JavaOne Preview: Java Functional Programming in an Interview with GridGain CEO Nikita Ivanov
This month GridGain CEO Nikita Ivanov will be speaking about functional programming at JavaOne in San Francisco. With its 3.0 release, GridGain added a more functional feel to its product by reworking the APIs. InfoQ contacted Mr. Ivanov to get the deeper story about his company's experiences with functional programming.
Mr. Ivanov started with being inspired a couple of years ago when creating a roadmap for their 3.0 release. They started planning with "a growing sense we have to provide a much more simplified usage model along the lines of a DSL." With Java they felt they had "hit the wall how much simpler it can get" and so tried creating Scala DSL. When they were done, they were "startled" when they placed the same code side-by-side.
On the left side, we had the Scala code which was very functional, very concise, very pragmatic and on the right we had the Java code and it looked bloated and it looked basically three to five times longer....we saw first hand how 45-50 lines in Java became two lines in Scala without any syntatic trickery.
Inspired by Scala, GridGain went about reworking the GridGain APIs with the goal of making them have as close a native functional feel as they could while still remaining pure Java. GridGain discovered that they couldn't just port code from Scala because Java was missing some fundamental functional constructs:
You really have to create the entire new framework....you start with your closures and predicates...it starts with a very comprehensive list comprehension library: it's currying and distributed currying; it's recursions and distributed recursions; and on and on and on.
Consequently, GridGain built the missing functional constructs into their product. Mr. Ivanov emphasized that their API is not another language, it's still just Java. He described the result as
...pretty much as close as you can get technically to a post-functional feel. It's not because we're smart or anything. We were able to look at existing frameworks that were developed in the last two or three years and really took out the best from them and integrated them natively so all these constructs don't feel like an afterthought.
When asked what the prefect functional use case was, Mr. Ivanov answered that here is no pure functional or pure object oriented use case.
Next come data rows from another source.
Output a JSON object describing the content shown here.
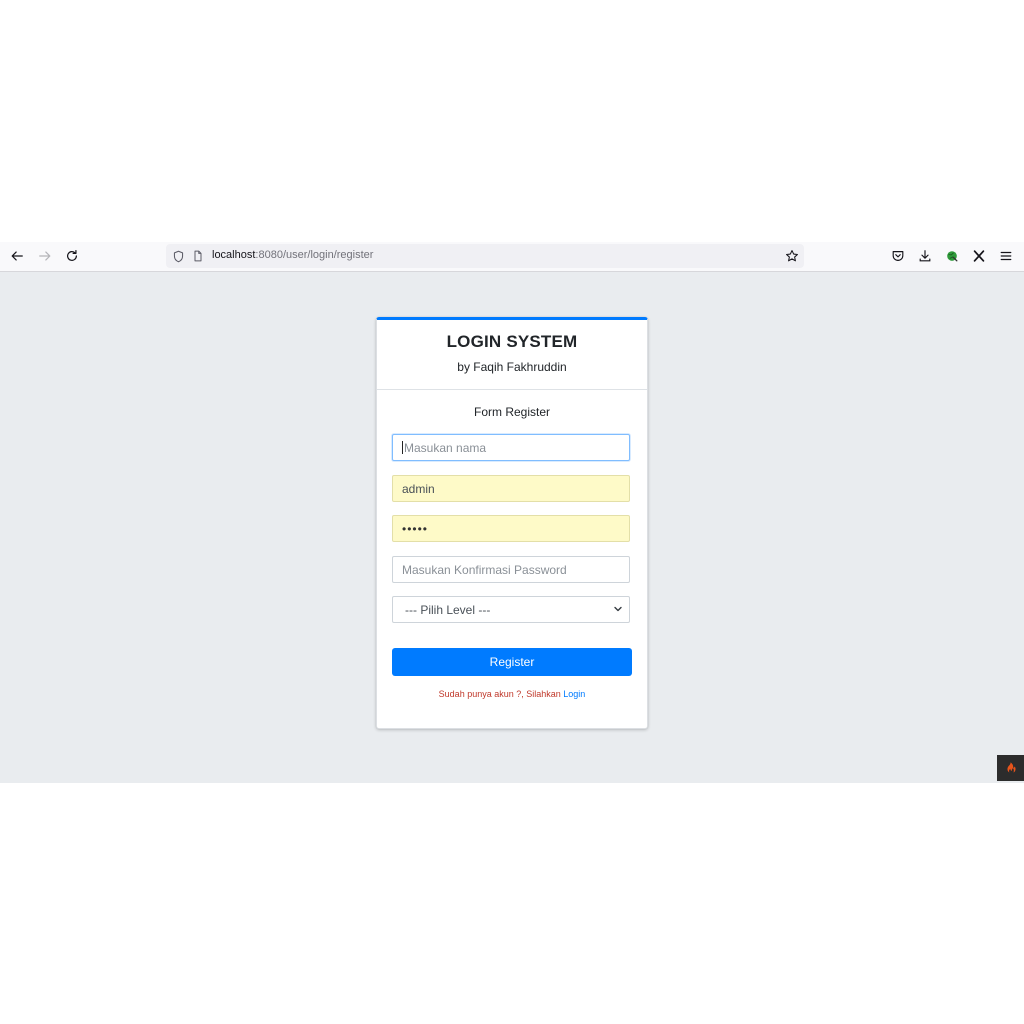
{
  "browser": {
    "url_host": "localhost",
    "url_rest": ":8080/user/login/register"
  },
  "card": {
    "title": "LOGIN SYSTEM",
    "subtitle": "by Faqih Fakhruddin",
    "form_caption": "Form Register"
  },
  "form": {
    "name_placeholder": "Masukan nama",
    "username_value": "admin",
    "password_value": "•••••",
    "confirm_placeholder": "Masukan Konfirmasi Password",
    "level_selected": "--- Pilih Level ---",
    "register_label": "Register",
    "footer_prefix": "Sudah punya akun ?, Silahkan",
    "footer_link": "Login"
  },
  "colors": {
    "accent": "#007bff",
    "page_bg": "#e9ecef",
    "autofill_bg": "#fefac8",
    "footer_text": "#c0392b"
  },
  "icons": {
    "back": "back-arrow-icon",
    "forward": "forward-arrow-icon",
    "reload": "reload-icon",
    "shield": "tracking-shield-icon",
    "page": "page-icon",
    "star": "bookmark-star-icon",
    "pocket": "pocket-icon",
    "download": "download-icon",
    "extension": "extension-globe-icon",
    "x": "x-extension-icon",
    "menu": "hamburger-menu-icon",
    "ci": "codeigniter-flame-icon"
  }
}
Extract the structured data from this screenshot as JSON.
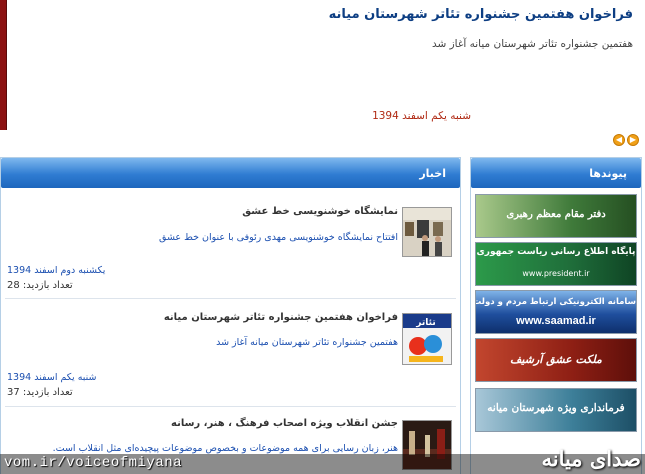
{
  "featured": {
    "title": "فراخوان هفتمین جشنواره تئاتر شهرستان میانه",
    "summary": "هفتمین جشنواره تئاتر شهرستان میانه آغاز شد",
    "date": "شنبه یکم اسفند 1394"
  },
  "news_box": {
    "header": "اخبار",
    "items": [
      {
        "title": "نمایشگاه خوشنویسی خط عشق",
        "link": "افتتاح نمایشگاه خوشنویسی مهدی رئوفی با عنوان خط عشق",
        "date": "یکشنبه دوم اسفند 1394",
        "visits": "تعداد بازدید: 28"
      },
      {
        "title": "فراخوان هفتمین جشنواره تئاتر شهرستان میانه",
        "link": "هفتمین جشنواره تئاتر شهرستان میانه آغاز شد",
        "date": "شنبه یکم اسفند 1394",
        "visits": "تعداد بازدید: 37",
        "thumb_text": "تئاتر"
      },
      {
        "title": "جشن انقلاب ویژه اصحاب فرهنگ ، هنر، رسانه",
        "link": "هنر، زبان رسایی برای همه موضوعات و بخصوص موضوعات پیچیده‌ای مثل انقلاب است."
      }
    ]
  },
  "links_box": {
    "header": "پیوندها",
    "banners": [
      {
        "text": "دفتر مقام معظم رهبری",
        "color": "#2f6b2f"
      },
      {
        "text": "پایگاه اطلاع رسانی ریاست جمهوری",
        "subtext": "www.president.ir",
        "color": "#1e6e3a"
      },
      {
        "text": "سامانه الکترونیکی ارتباط مردم و دولت",
        "subtext": "www.saamad.ir",
        "color": "#1f4f9e"
      },
      {
        "text": "ملکت عشق آرشیف",
        "color": "#8e1f14"
      },
      {
        "text": "فرمانداری ویژه شهرستان میانه",
        "color": "#2d6f8a"
      }
    ]
  },
  "watermark": {
    "url": "vom.ir/voiceofmiyana",
    "logo": "صدای میانه"
  }
}
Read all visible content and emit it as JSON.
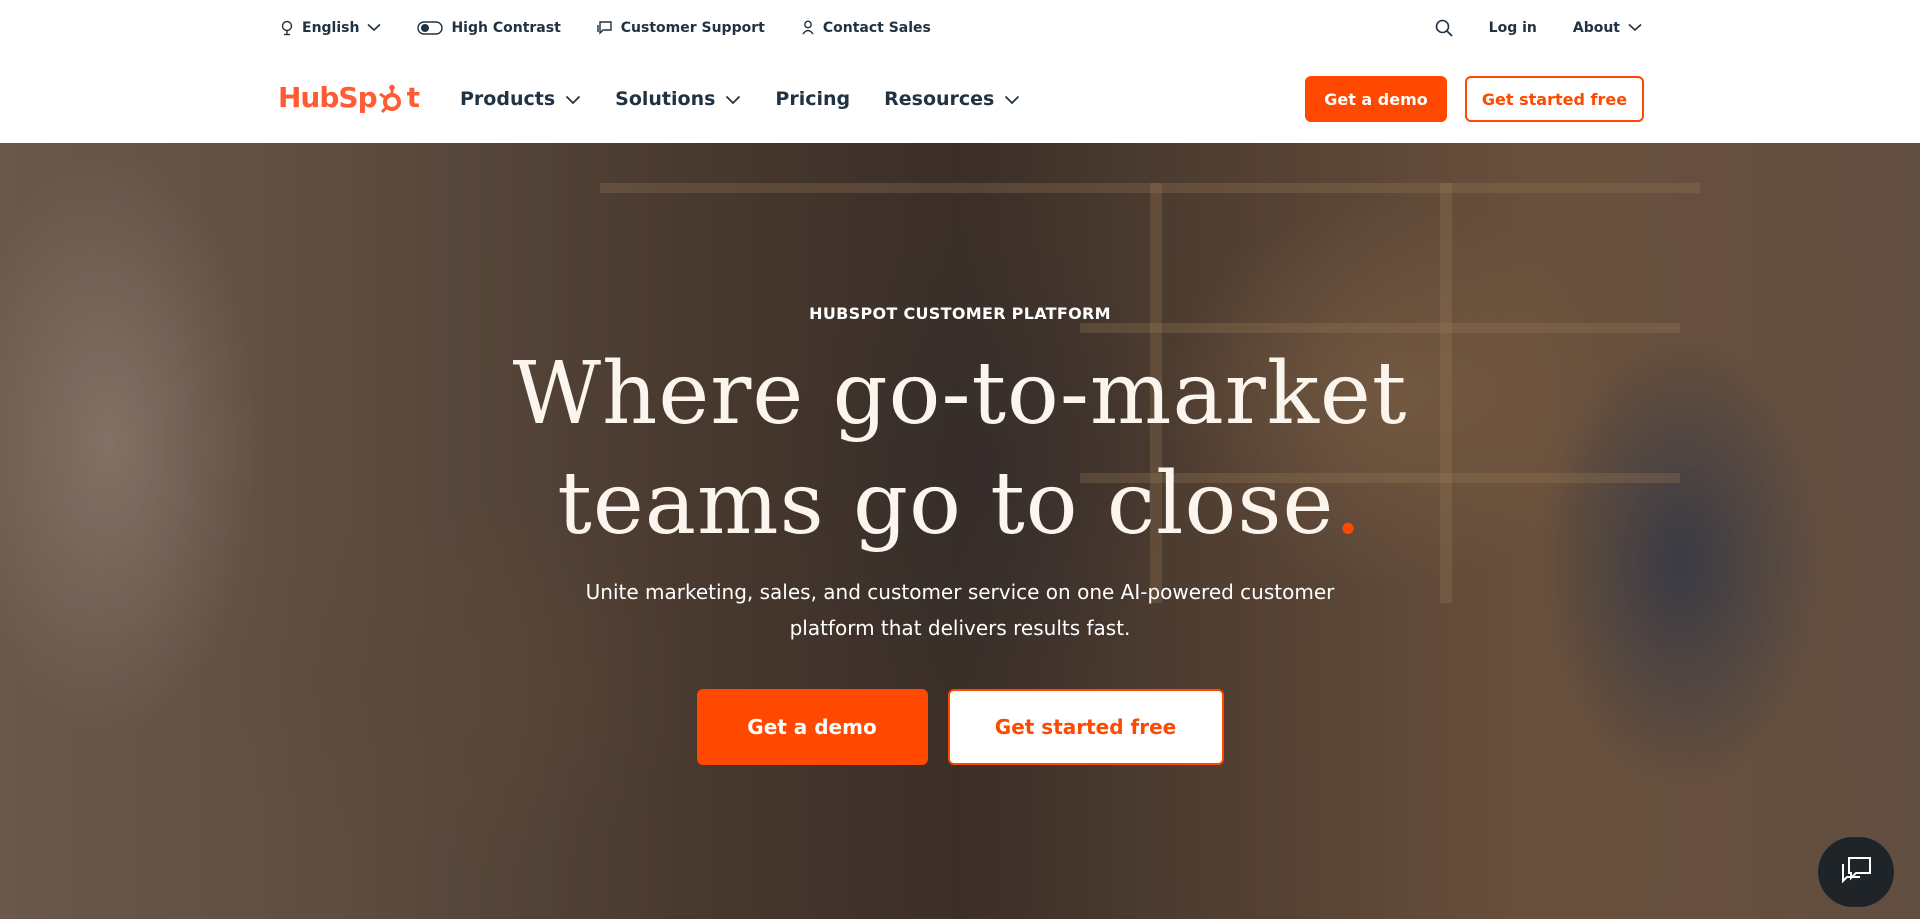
{
  "utility_bar": {
    "language": "English",
    "high_contrast": "High Contrast",
    "customer_support": "Customer Support",
    "contact_sales": "Contact Sales",
    "login": "Log in",
    "about": "About"
  },
  "nav": {
    "logo_text_a": "HubSp",
    "logo_text_b": "t",
    "items": [
      {
        "label": "Products",
        "has_dropdown": true
      },
      {
        "label": "Solutions",
        "has_dropdown": true
      },
      {
        "label": "Pricing",
        "has_dropdown": false
      },
      {
        "label": "Resources",
        "has_dropdown": true
      }
    ],
    "demo_label": "Get a demo",
    "start_label": "Get started free"
  },
  "hero": {
    "eyebrow": "HUBSPOT CUSTOMER PLATFORM",
    "headline_line1": "Where go-to-market",
    "headline_line2": "teams go to close",
    "headline_dot": ".",
    "subhead": "Unite marketing, sales, and customer service on one AI-powered customer platform that delivers results fast.",
    "demo_label": "Get a demo",
    "start_label": "Get started free"
  },
  "colors": {
    "brand": "#ff5c35",
    "cta": "#ff4800",
    "text": "#213343"
  },
  "icons": {
    "language": "globe-icon",
    "contrast": "toggle-icon",
    "support": "chat-bubble-icon",
    "sales": "person-icon",
    "search": "search-icon",
    "chevron": "chevron-down-icon",
    "chat_launcher": "chat-launcher-icon"
  }
}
He added that "post-functional" languages like Scala illustrate best the need for both.
Object orientation excels at the higher level where we reason or think about our classes with inheritance, encapsulation and packages where these big items get glued together...No matter what Clojure or Haskell will tell you, it's pretty limited in a way how a pure functional language can think about packages, classes, inheritance, and things of that nature.
In contrast, he went on to describe functional orientation excelling
...when you get to the level of code, of basically implementing your algorithms...your methods. In Java the object orientation becomes basically a drag. It's too heavy. These are not my ideas, it's prevailing wisdom right now.
We asked Mr. Ivanov about the future of Java and functional programming and he closed with:
Java 7 was pushed to November 2012, that's almost three years away again. Java is definitely going to be relevant in 2 or 3 or 5 or 10 years from now but it's kind of worrisome that Java itself as a language will not get any help from its own syntax....If you are not married to Java there's nothing else like Scala today. But for many other organizations Scala is not an answer for many reasons...for years to come Java will be the predominant language in the enterprise. There's an abundance of developers and an abundance of software.
Those attending JavaOne who want to hear more from Nikita Ivanov can catch his presentation on Thursday the 23rd at 2pm.
Functional Programmers have to stick together
As a technology adopter, you are under no obligation to evaluate every other option under the Oracle. But if you did have a few minutes to evaluate Clojure, you would find that Clojure is not purely functional, and that (2) Clojure supports interfaces, classes, and packages in ways that are simpler and more powerful than their Java counterparts, while still being usable from Java.
Best of luck at JavaOne, and I hope your talk will convince other folks to try functional programming on JVM.